• Planning for Death.

    Donnie and I have been talking a lot about death. Partly because we now have an adult child, so we have to revisit a lot of the decisions we had made previously regarding “worst case scenario” – seeing both of us either dead or incapacitated. But this suddenly feels more urgent to me in the wake of that terrible limo accident 2 weeks ago where several sets of parents were killed. 

    As we work through a lot of the legal and personal details of our end-of-life wishes, it has me wanting to pool my friends online and off, what would you do differently? Have you seen any post-death complications that could have been remedied with early planning? Everything from needing multiple copies of keys and knowing passwords to beneficiaries being updated on life insurances. Have you learned any lessons you wouldn’t mind sharing?
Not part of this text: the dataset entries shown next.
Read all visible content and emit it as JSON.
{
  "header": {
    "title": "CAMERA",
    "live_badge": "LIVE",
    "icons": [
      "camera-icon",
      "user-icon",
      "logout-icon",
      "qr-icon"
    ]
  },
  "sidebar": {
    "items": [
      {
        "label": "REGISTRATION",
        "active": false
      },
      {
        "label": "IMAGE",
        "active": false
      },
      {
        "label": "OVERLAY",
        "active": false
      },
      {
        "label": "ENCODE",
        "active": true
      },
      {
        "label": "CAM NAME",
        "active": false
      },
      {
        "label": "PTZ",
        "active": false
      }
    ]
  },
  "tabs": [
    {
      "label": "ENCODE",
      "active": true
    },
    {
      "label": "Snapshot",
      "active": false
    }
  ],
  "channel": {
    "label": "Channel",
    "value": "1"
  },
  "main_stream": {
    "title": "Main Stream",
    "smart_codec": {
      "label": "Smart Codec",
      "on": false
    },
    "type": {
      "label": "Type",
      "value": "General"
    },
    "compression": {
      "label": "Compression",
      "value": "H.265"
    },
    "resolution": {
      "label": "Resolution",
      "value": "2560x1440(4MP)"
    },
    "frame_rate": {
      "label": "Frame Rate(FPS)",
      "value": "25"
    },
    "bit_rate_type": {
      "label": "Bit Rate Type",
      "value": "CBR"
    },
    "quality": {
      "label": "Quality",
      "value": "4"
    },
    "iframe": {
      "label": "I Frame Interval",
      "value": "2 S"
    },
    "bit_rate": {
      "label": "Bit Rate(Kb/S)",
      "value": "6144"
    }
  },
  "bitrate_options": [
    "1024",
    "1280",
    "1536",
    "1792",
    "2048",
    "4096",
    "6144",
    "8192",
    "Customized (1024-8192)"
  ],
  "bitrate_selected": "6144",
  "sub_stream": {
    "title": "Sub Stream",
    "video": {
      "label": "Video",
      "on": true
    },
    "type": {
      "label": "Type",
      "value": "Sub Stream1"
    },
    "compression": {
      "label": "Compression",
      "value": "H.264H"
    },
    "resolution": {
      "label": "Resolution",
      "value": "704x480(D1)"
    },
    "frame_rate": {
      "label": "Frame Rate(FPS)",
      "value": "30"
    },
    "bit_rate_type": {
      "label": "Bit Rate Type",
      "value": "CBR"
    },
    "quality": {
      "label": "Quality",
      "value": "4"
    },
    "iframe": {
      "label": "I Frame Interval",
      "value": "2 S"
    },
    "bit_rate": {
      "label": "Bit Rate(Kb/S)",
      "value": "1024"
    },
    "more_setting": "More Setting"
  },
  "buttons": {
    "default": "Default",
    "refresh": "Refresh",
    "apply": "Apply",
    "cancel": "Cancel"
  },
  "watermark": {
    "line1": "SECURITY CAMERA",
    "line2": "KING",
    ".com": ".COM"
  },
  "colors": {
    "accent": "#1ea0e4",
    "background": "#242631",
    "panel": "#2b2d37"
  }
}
    Because we’ve realized it’s more than just, “Who takes care of the kids if we die?” question. We also have decided we need to do more to make official our “plans” or “wants” after our death. We’ve always been really blasé about it, simply saying things like, “I don’t care…just cremate me or something.” The problem is, if one of us dies, the other person is NOT going to want to figure out the “or something” while also grieving so it’s easier on them if it’s clearly defined. So we’re thinking about things like, What does a memorial service look like for the non-religious? Or even practical things like, Where does it happen? And then finally, the part we hadn’t really considered until recently…Should we warn all of our religious family that there will be no god at our funerals? I mean, death is terrible and tragic but – for the believers – there is a lot of peace and hope in the afterlife and the acknowledgement of that, will our loved ones who are religious care that we’re having a secular service?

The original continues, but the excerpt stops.